Under prior authorization, or PA, your insurer, not your doctor, may decide whether certain therapies, procedures, prescription drugs, or equipment (such as an electronic wheelchair) are medically necessary and thus covered.

Getting prior authorization for a medical treatment isn’t always straightforward. Here’s what to know:

Rulers Vary From Insurer to Insurer
Every insurance company has its own rules about which medical treatments and services need prior authorization.

For example, Aetna, my carrier, requires PA for inpatient stays (except hospice care), the use of an air ambulance, outpatient physical therapy, chiropractic treatment, pain management, and many other items, including a long list of medications.

They Can Take Time or Go Astray
If prior authorization is needed, your doctor or office staff should let you know and request it from your insurer. But if you don’t hear from your healthcare provider about the status of the request within five days, check back with the office.

Sometimes insurers simply take their time arriving at a decision. A December 2016 survey of 1,000 doctors by the American Medical Association found that on average, 20 percent reported waiting three to five days for PA decisions from health plans, and 6 percent reported that it took more than five business days.

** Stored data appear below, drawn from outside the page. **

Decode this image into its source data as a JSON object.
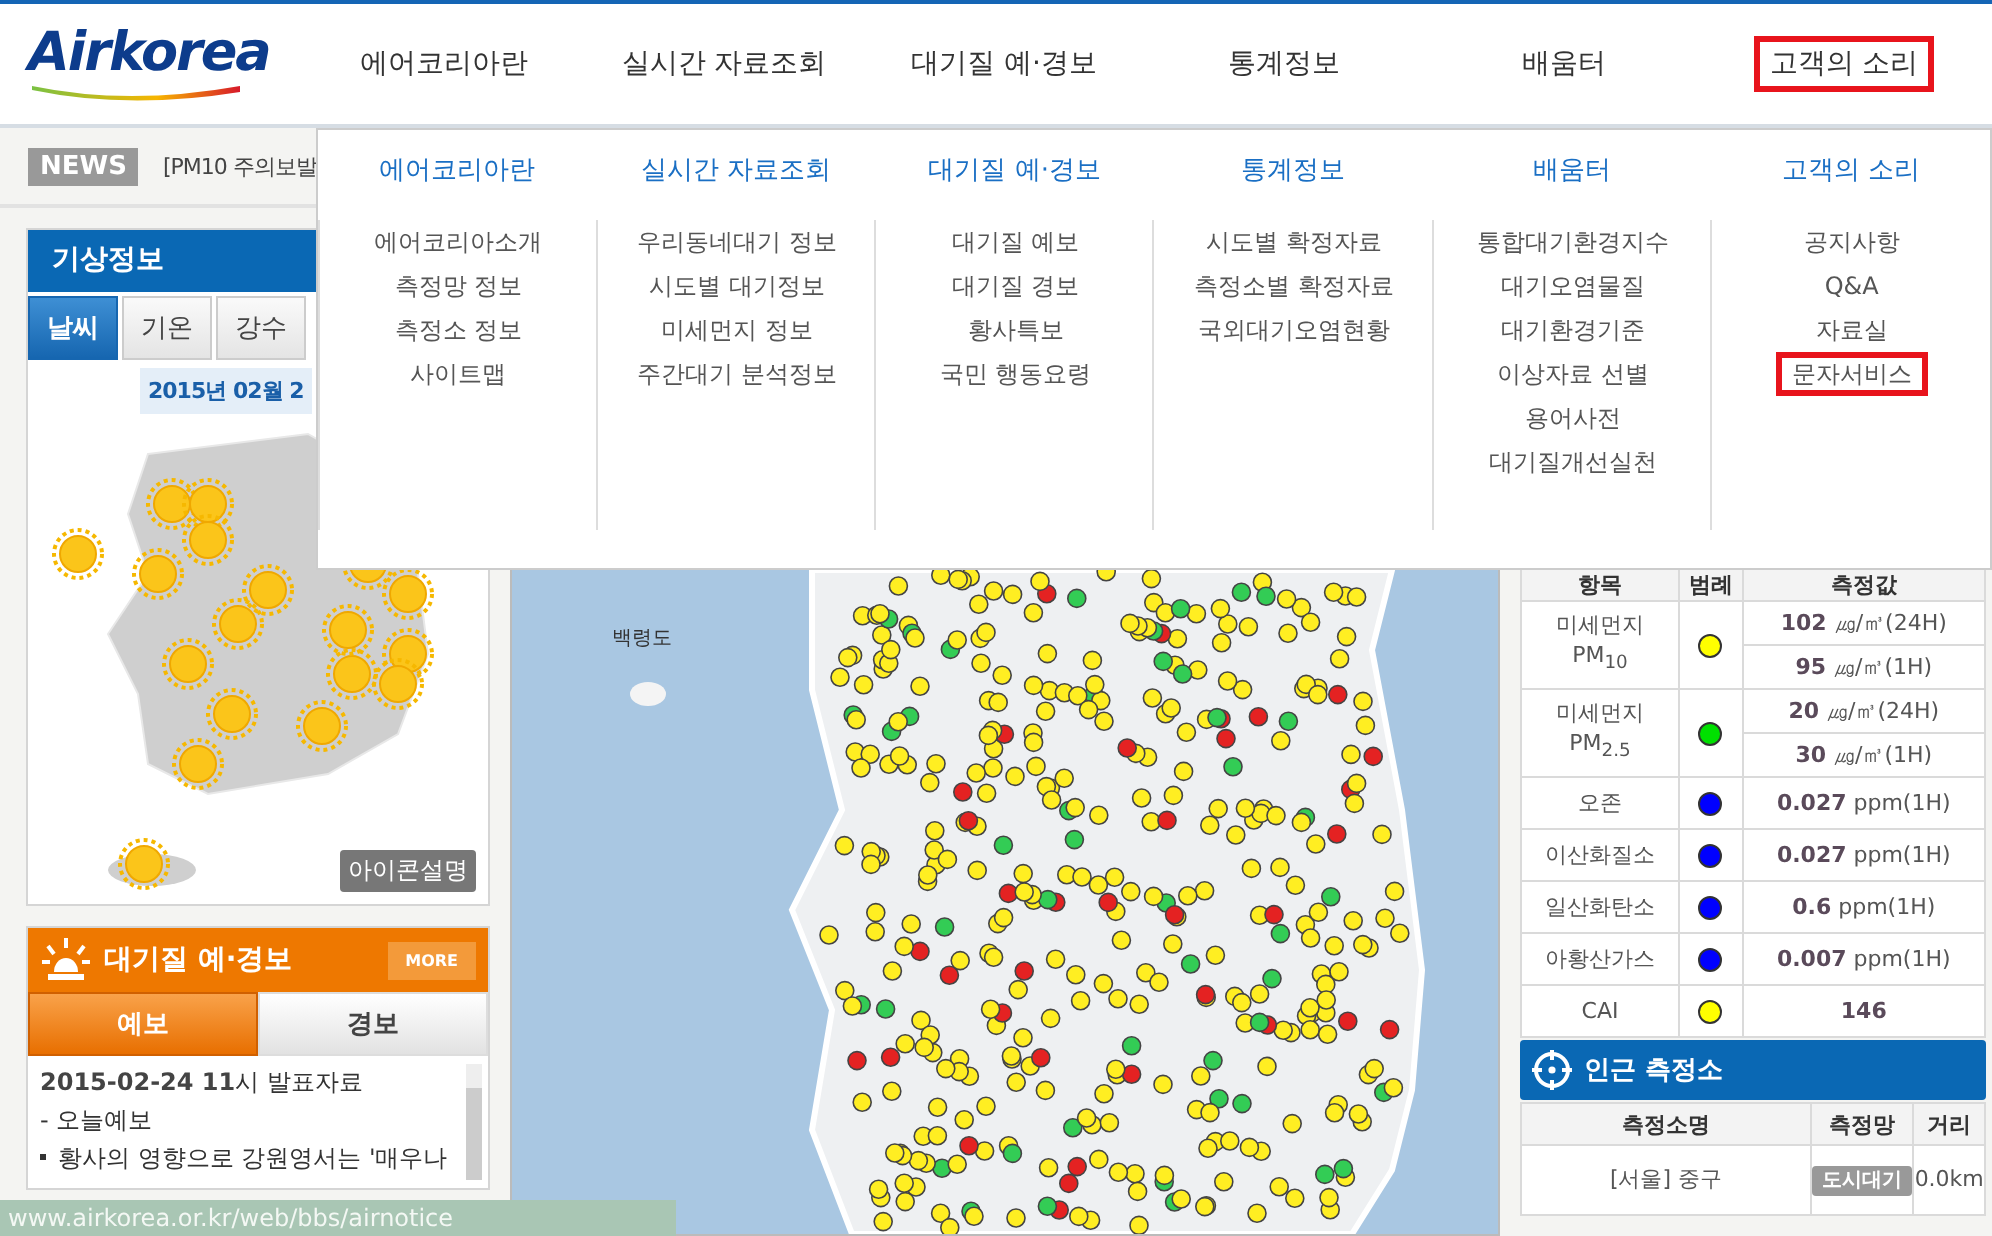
{
  "header": {
    "logo": "Airkorea",
    "nav": [
      {
        "label": "에어코리아란",
        "selected": false
      },
      {
        "label": "실시간 자료조회",
        "selected": false
      },
      {
        "label": "대기질 예·경보",
        "selected": false
      },
      {
        "label": "통계정보",
        "selected": false
      },
      {
        "label": "배움터",
        "selected": false
      },
      {
        "label": "고객의 소리",
        "selected": true
      }
    ]
  },
  "mega_menu": {
    "columns": [
      {
        "heading": "에어코리아란",
        "items": [
          {
            "label": "에어코리아소개",
            "selected": false
          },
          {
            "label": "측정망 정보",
            "selected": false
          },
          {
            "label": "측정소 정보",
            "selected": false
          },
          {
            "label": "사이트맵",
            "selected": false
          }
        ]
      },
      {
        "heading": "실시간 자료조회",
        "items": [
          {
            "label": "우리동네대기 정보",
            "selected": false
          },
          {
            "label": "시도별 대기정보",
            "selected": false
          },
          {
            "label": "미세먼지 정보",
            "selected": false
          },
          {
            "label": "주간대기 분석정보",
            "selected": false
          }
        ]
      },
      {
        "heading": "대기질 예·경보",
        "items": [
          {
            "label": "대기질 예보",
            "selected": false
          },
          {
            "label": "대기질 경보",
            "selected": false
          },
          {
            "label": "황사특보",
            "selected": false
          },
          {
            "label": "국민 행동요령",
            "selected": false
          }
        ]
      },
      {
        "heading": "통계정보",
        "items": [
          {
            "label": "시도별 확정자료",
            "selected": false
          },
          {
            "label": "측정소별 확정자료",
            "selected": false
          },
          {
            "label": "국외대기오염현황",
            "selected": false
          }
        ]
      },
      {
        "heading": "배움터",
        "items": [
          {
            "label": "통합대기환경지수",
            "selected": false
          },
          {
            "label": "대기오염물질",
            "selected": false
          },
          {
            "label": "대기환경기준",
            "selected": false
          },
          {
            "label": "이상자료 선별",
            "selected": false
          },
          {
            "label": "용어사전",
            "selected": false
          },
          {
            "label": "대기질개선실천",
            "selected": false
          }
        ]
      },
      {
        "heading": "고객의 소리",
        "items": [
          {
            "label": "공지사항",
            "selected": false
          },
          {
            "label": "Q&A",
            "selected": false
          },
          {
            "label": "자료실",
            "selected": false
          },
          {
            "label": "문자서비스",
            "selected": true
          }
        ]
      }
    ]
  },
  "news": {
    "badge": "NEWS",
    "headline": "[PM10 주의보발"
  },
  "weather": {
    "title": "기상정보",
    "tabs": [
      {
        "label": "날씨",
        "selected": true
      },
      {
        "label": "기온",
        "selected": false
      },
      {
        "label": "강수",
        "selected": false
      }
    ],
    "date": "2015년 02월 2",
    "legend_button": "아이콘설명"
  },
  "forecast": {
    "title": "대기질 예·경보",
    "more": "MORE",
    "tabs": [
      {
        "label": "예보",
        "selected": true
      },
      {
        "label": "경보",
        "selected": false
      }
    ],
    "issued": "**2015-02-24 11**시 발표자료",
    "section": "- 오늘예보",
    "bullets": [
      "황사의 영향으로 강원영서는 '매우나"
    ]
  },
  "map": {
    "island_label": "백령도"
  },
  "air_table": {
    "columns": [
      "항목",
      "범례",
      "측정값"
    ],
    "rows": [
      {
        "kind": "pollutant",
        "item": "미세먼지 PM$_{10}$",
        "color": "#ffff00",
        "values": [
          "**102** ㎍/㎥(24H)",
          "**95** ㎍/㎥(1H)"
        ]
      },
      {
        "kind": "pollutant",
        "item": "미세먼지 PM$_{2.5}$",
        "color": "#00e000",
        "values": [
          "**20** ㎍/㎥(24H)",
          "**30** ㎍/㎥(1H)"
        ]
      },
      {
        "kind": "pollutant",
        "item": "오존",
        "color": "#0000ff",
        "values": [
          "**0.027** ppm(1H)"
        ]
      },
      {
        "kind": "pollutant",
        "item": "이산화질소",
        "color": "#0000ff",
        "values": [
          "**0.027** ppm(1H)"
        ]
      },
      {
        "kind": "pollutant",
        "item": "일산화탄소",
        "color": "#0000ff",
        "values": [
          "**0.6** ppm(1H)"
        ]
      },
      {
        "kind": "pollutant",
        "item": "아황산가스",
        "color": "#0000ff",
        "values": [
          "**0.007** ppm(1H)"
        ]
      },
      {
        "kind": "index",
        "item": "CAI",
        "color": "#ffff00",
        "values": [
          "146"
        ]
      }
    ]
  },
  "nearby": {
    "title": "인근 측정소",
    "columns": [
      "측정소명",
      "측정망",
      "거리"
    ],
    "rows": [
      {
        "station": "[서울] 중구",
        "network": "도시대기",
        "distance": "0.0km"
      }
    ]
  },
  "status_bar": {
    "url": "www.airkorea.or.kr/web/bbs/airnotice"
  }
}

Your doctor’s office staff may also get backed up, forget to request a PA, or neglect to notify you that it has been attained.

When it’s approved, be sure to ask for and write down the authorization number, because treatment facilities usually require it.

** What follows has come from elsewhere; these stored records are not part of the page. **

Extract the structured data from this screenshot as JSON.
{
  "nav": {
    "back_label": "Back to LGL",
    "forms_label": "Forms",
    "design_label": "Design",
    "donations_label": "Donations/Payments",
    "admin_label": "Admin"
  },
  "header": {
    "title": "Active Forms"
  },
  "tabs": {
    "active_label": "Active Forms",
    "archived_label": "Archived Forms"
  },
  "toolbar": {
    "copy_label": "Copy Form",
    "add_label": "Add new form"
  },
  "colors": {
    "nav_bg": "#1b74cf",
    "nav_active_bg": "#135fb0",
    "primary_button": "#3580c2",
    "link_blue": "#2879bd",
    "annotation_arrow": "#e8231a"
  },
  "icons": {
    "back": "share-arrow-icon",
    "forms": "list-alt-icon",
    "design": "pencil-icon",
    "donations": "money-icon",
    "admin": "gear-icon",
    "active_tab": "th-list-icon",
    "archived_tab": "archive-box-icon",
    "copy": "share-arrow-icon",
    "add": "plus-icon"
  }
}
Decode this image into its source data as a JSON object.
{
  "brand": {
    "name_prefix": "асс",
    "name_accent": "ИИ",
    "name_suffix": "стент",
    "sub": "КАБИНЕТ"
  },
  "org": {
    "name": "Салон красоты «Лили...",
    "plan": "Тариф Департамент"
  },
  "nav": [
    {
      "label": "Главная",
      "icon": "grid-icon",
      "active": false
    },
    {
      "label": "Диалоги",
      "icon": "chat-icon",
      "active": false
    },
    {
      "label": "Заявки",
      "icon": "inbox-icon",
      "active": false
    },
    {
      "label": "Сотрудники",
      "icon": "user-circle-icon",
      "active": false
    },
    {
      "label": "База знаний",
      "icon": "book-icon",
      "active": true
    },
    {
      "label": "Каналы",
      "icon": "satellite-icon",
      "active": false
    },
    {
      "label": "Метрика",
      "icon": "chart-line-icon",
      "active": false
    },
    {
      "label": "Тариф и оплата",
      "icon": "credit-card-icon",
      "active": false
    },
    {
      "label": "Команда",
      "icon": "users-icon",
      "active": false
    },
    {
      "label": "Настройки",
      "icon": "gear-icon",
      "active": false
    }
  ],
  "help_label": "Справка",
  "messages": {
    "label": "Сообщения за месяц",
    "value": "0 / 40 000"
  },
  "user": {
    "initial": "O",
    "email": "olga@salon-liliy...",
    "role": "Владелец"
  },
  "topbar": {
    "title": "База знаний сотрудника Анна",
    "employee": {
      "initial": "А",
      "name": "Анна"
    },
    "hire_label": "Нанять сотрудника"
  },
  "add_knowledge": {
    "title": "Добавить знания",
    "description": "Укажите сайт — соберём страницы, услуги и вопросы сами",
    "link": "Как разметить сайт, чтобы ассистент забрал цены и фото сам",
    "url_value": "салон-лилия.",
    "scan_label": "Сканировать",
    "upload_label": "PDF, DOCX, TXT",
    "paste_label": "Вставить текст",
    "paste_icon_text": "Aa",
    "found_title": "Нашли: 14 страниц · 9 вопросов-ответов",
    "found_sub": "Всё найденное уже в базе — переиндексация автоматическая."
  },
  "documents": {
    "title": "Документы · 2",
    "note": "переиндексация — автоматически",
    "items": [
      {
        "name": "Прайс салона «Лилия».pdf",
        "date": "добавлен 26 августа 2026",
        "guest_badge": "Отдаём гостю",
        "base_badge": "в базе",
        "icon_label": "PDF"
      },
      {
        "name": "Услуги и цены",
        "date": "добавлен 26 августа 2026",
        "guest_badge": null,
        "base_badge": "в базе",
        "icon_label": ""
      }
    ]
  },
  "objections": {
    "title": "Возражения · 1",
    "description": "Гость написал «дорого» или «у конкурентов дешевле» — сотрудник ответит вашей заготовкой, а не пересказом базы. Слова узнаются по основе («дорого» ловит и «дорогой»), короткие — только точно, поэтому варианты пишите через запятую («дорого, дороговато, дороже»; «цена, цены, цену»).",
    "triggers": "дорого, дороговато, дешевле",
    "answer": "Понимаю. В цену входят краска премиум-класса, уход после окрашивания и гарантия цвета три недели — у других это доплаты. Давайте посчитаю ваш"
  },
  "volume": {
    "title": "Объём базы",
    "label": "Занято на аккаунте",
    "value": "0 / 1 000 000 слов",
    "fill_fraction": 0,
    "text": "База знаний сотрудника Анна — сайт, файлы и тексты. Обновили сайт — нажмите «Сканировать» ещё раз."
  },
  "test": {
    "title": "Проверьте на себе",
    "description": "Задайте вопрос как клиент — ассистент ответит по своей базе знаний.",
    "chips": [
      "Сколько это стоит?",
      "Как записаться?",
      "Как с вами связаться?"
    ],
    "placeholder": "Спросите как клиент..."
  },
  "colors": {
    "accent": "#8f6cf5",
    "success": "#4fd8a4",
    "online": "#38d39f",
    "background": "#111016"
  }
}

Prior Authorizations Could Slow Your Care
Few doctors have the staff to handle the demands that PAs entail, and the new Medicare regulations will probably add to the burden.

Indeed, 80 percent of the nearly 1,100 physicians who participated in a 2017 Medical Economics “scorecard” reported that the process represented a significant challenge.

And the 2016 AMA survey found that an average of 16.4 hours a week of physician and staff time was spent completing prior authorization requests. Ninety percent of surveyed physicians reported that the process delayed patient access to necessary care.

Prior Authorization Isn’t Always Enough
Getting prior authorization isn’t an absolute guarantee that your insurer will cover a service. That’s because a given treatment must also meet all of the conditions in the Summary Plan Description of your health plan’s policy.

If your doctor is unsure whether a treatment will satisfy these conditions, call the insurer yourself.

Prior Authorization Numbers Are Time-Limited
The prior authorization number you receive when a PA is approved won’t last forever. For example, the authorization number for commercial United Healthcare plans is valid only for 45 days.

Ask your doctor what length of time the service has been authorized for—and jot it down—so you can avoid problems.

You Can Fight a Denial
If you receive a denial, ask your doctor why the medical treatment or service failed to meet appropriate-use guidelines. (Sometimes it may be that it’s not medically necessary.)

But be aware that your insurer’s decision can be appealed. Your doctor can usually even ask for a peer-to-peer review so that he or she can explain the rationale for requesting the service to an insurance-company physician.

Clarification: This article has been updated to reflect the differences between prior authorization and appropriate use criteria.